We thought it would be a good idea to help you get to know some of our fantastic filmmakers. So, borrowing an idea from LA Weekly’s Karina Longworth (the Bernard Pivot to our James Lipton), we submitted four questions to each filmmaker about and themselves and their films. We’ll be randomly posting as many responses as we can fit in between now and the kick-off.
Let’s hear from Aaron Gibson, whose film The Good Soldier will premiere in the X-Files shorts program, Friday, June 11th at 10:00pm.

The Good Soldier is a WWII era nostalgia film with a Hitchcockian slant. A solitary soldier struggles for self-preservation as his situation appears more dire with each passing day. If only he can determine, “Who is the enemy?” he could save himself. But by then, it might be too late.
This film deviates from digital cinema and opts for an old-school medium: Super 8 film, but applies new-school methods of editing and sound. Super 8 is often over-looked as antiquated, impractical, and difficult to use. Truth is, it is. And I like that. I also like that it produces a picture unparalleled in artistic expression to digital. It has a quality and history to it that is rich for storytelling.
I am not a full-time filmmaker. I am a co-owner of Rocktown Climbing Gym in Oklahoma City. Besides being a screenwriter and filmmaker I am an avid climber, a climbing instructor, an entrepreneur, and a website/graphic designer. In order to raise money for my films I started F47 Productions in 2001 and began doing website design on the side. I have no “professional training” in filmmaking or website design – I am entirely self-taught, self-read, and rely on experience as a guide and teacher.
It took me years of saving money and years of reading, practicing, and tinkering before embarking on a journey to make, what I consider a professional film project, from start to finish.
3. Have you been to deadCENTER before? What’s something you look forward to discovering (or re-living) at the festival and/or in Oklahoma City?
I have been to deadCENTER before. In fact, Rocktown was the host of the Flaming Lips showing of Christmas on Mars in 2008. Before then, I can remember my earliest deadCENTER film festival – I think it was the first or second year! The venue was at UCO. I remember being impressed that here was a venue for Oklahoma filmmakers to display what they had worked so hard on. I remember thinking then – years ago – that one day I would have a film to show. Now, here I am. Took me long enough, right?
4. Every filmmaker has influences and cinematic heroes. Name one of yours, and while you’re at it, tell us one film (or scene) in history that you wish you had directed (and why).
There are more influences they we even realize.
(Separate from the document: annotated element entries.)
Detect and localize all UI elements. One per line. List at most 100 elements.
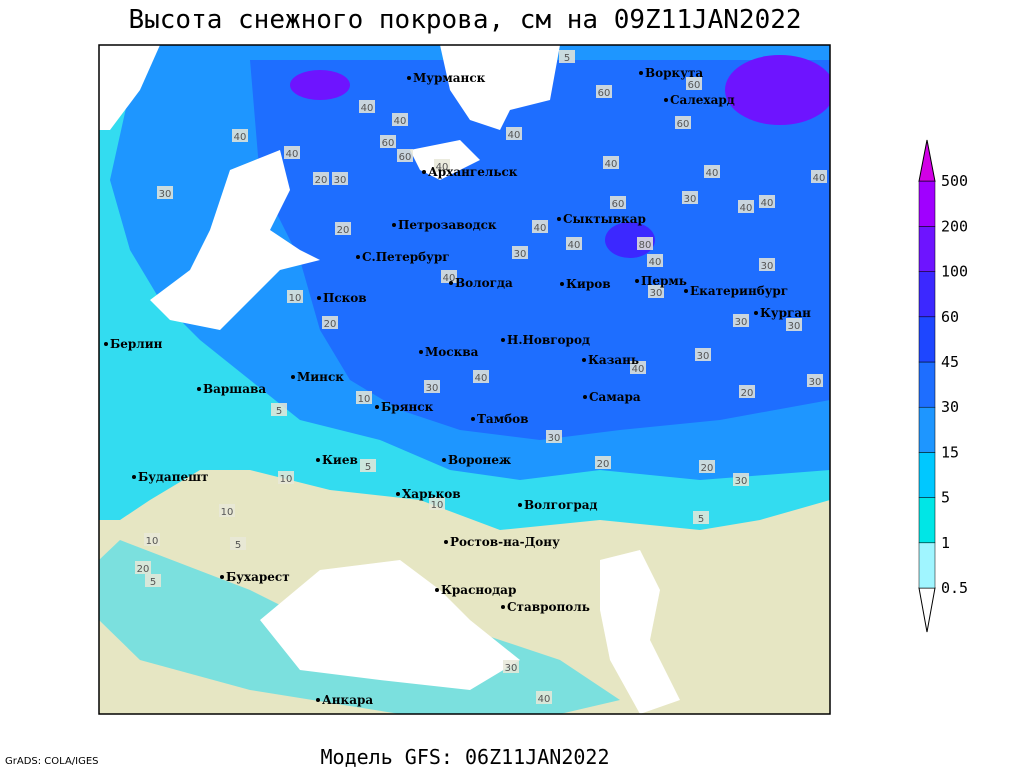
contour-label-box xyxy=(392,113,408,126)
city-dot xyxy=(501,338,505,342)
contour-label-box xyxy=(424,380,440,393)
contour-label-box xyxy=(287,290,303,303)
contour-label-box xyxy=(675,116,691,129)
contour-label: 30 xyxy=(505,663,518,674)
legend-arrow xyxy=(918,139,936,182)
contour-label: 80 xyxy=(639,240,652,251)
city-dot xyxy=(754,311,758,315)
legend-box xyxy=(918,452,936,498)
contour-label: 20 xyxy=(315,175,328,186)
contour-label: 10 xyxy=(289,293,302,304)
legend-label: 100 xyxy=(941,263,968,281)
city-dot xyxy=(471,417,475,421)
contour-label: 30 xyxy=(159,189,172,200)
legend-box xyxy=(918,316,936,363)
contour-label-box xyxy=(157,186,173,199)
city-dot xyxy=(396,492,400,496)
contour-label-box xyxy=(759,258,775,271)
city-dot xyxy=(583,395,587,399)
contour-label: 10 xyxy=(280,474,293,485)
contour-label-box xyxy=(332,172,348,185)
contour-label: 20 xyxy=(701,463,714,474)
contour-label: 20 xyxy=(337,225,350,236)
sea xyxy=(600,550,680,714)
contour-label-box xyxy=(284,146,300,159)
legend-box xyxy=(918,497,936,544)
city-label: Харьков xyxy=(402,487,461,501)
snow-very-deep xyxy=(725,55,830,125)
contour-label: 60 xyxy=(382,138,395,149)
legend-label: 0.5 xyxy=(941,579,968,597)
city-dot xyxy=(317,296,321,300)
contour-label-box xyxy=(380,135,396,148)
contour-label: 40 xyxy=(508,130,521,141)
contour-label-box xyxy=(219,504,235,517)
contour-label-box xyxy=(232,129,248,142)
title: Высота снежного покрова, см на 09Z11JAN2… xyxy=(128,5,801,35)
legend-arrow xyxy=(918,587,936,633)
contour-label-box xyxy=(512,246,528,259)
map-frame xyxy=(98,44,831,715)
legend-box xyxy=(918,226,936,272)
city-dot xyxy=(356,255,360,259)
contour-label-box xyxy=(686,77,702,90)
contour-label-box xyxy=(647,254,663,267)
city-dot xyxy=(291,375,295,379)
contour-label: 40 xyxy=(740,203,753,214)
contour-label-box xyxy=(610,196,626,209)
contour-label: 5 xyxy=(235,540,241,551)
footer: Модель GFS: 06Z11JAN2022 xyxy=(321,745,610,768)
contour-label-box xyxy=(506,127,522,140)
city-dot xyxy=(557,217,561,221)
contour-label-box xyxy=(135,561,151,574)
contour-label-box xyxy=(546,430,562,443)
city-dot xyxy=(220,575,224,579)
contour-label-box xyxy=(566,237,582,250)
city-dot xyxy=(104,342,108,346)
contour-label-box xyxy=(596,85,612,98)
contour-label-box xyxy=(739,385,755,398)
city-label: Псков xyxy=(323,291,367,305)
map: 40 40 30 20 30 40 40 60 60 40 40 60 60 60 40 30 40 40 40 60… xyxy=(99,45,830,714)
snow-very-deep xyxy=(290,70,350,100)
contour-label-box xyxy=(603,156,619,169)
city-label: Мурманск xyxy=(413,71,486,85)
contour-label-box xyxy=(144,533,160,546)
contour-label: 30 xyxy=(334,175,347,186)
city-dot xyxy=(392,223,396,227)
contour-label-box xyxy=(434,159,450,172)
city-label: Волгоград xyxy=(524,498,597,512)
sea xyxy=(260,560,520,690)
contour-label-box xyxy=(699,460,715,473)
contour-label-box xyxy=(536,691,552,704)
contour-label-box xyxy=(759,195,775,208)
contour-label-box xyxy=(695,348,711,361)
contour-label: 40 xyxy=(361,103,374,114)
contour-label: 10 xyxy=(358,394,371,405)
contour-label: 30 xyxy=(735,317,748,328)
contour-label: 5 xyxy=(564,53,570,64)
contour-label-box xyxy=(786,318,802,331)
contour-label-box xyxy=(271,403,287,416)
contour-label-box xyxy=(356,391,372,404)
contour-label: 40 xyxy=(394,116,407,127)
contour-label: 30 xyxy=(761,261,774,272)
legend-box xyxy=(918,271,936,318)
city-label: Курган xyxy=(760,306,811,320)
contour-label-box xyxy=(532,220,548,233)
sea xyxy=(440,45,560,130)
contour-label: 10 xyxy=(146,536,159,547)
city-dot xyxy=(449,281,453,285)
legend-label: 200 xyxy=(941,217,968,235)
contour-label-box xyxy=(704,165,720,178)
contour-label-box xyxy=(397,149,413,162)
city-label: Н.Новгород xyxy=(507,333,590,347)
city-label: Сыктывкар xyxy=(563,212,646,226)
contour-label: 40 xyxy=(234,132,247,143)
contour-label-box xyxy=(429,497,445,510)
city-label: Тамбов xyxy=(477,412,528,426)
city-dot xyxy=(560,282,564,286)
contour-label-box xyxy=(595,456,611,469)
contour-label-box xyxy=(648,285,664,298)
I have heroes in every genre but to name a few, I guess the list has to begin with the biggies: Kubrick, Coppola, Lynch, Ford, Scorsese, Tarantino, Cohen brothers, (do I really have to list Lucas and Spielberg? Come’on). Moving beyond the cliché, I’ve always been drawn to foreign cinema. I appreciate cinema outside the “Hollywood” realm: French cinema, Latin cinema. Lately I’ve developed a real fascination for Korean cinema – something about their stories are just….unhinged! The viewpoint is remarkable.As far as actors go, I really enjoy watching Philip Seymour Hoffman, Casey Affleck, Robert Downey Jr. I just watched Precious and Gabourey Sidibe delivered an incomparable performance. She should have won for best female actor, hands-down – she was brilliant in that film! It was an unforgettable story and performance.
All of that said, when picking a movie for kick-backed viewing, I’m more likely to pick a comedy than anything. When I need something to blow my mind – I go for the deeper stuff. And when I want to experience real art, the real human experience – I go for whatever I can find in Super 8 film. The more grainy, the better. Some of the best documentaries I’ve seen are in Super 8. If you don’t believe me check out a film called I is for India.
Honestly, I don’t value the directing aspect as much as I do the writing. The director only has to be good enough to get the writer’s story on screen. Man, directors will hate me for that one. So be it.
If I were to choose a scene that I wish I had directed – that someone could point to and say, “You directed that? That was unbelievable. Nice work.” It would have to be one of the following:
In one of the car chase scene in The Blues Brothers
The diner scene in Pulp Fiction
The wood-chipper scene in Fargo
The final scene from The Good The Bad and The Ugly
One of the “War Room” scenes in Dr. Strangelove
Eraserhead – the entire film
The “Seabass diner scene” in Dumb and Dumber (no, I’m not kidding).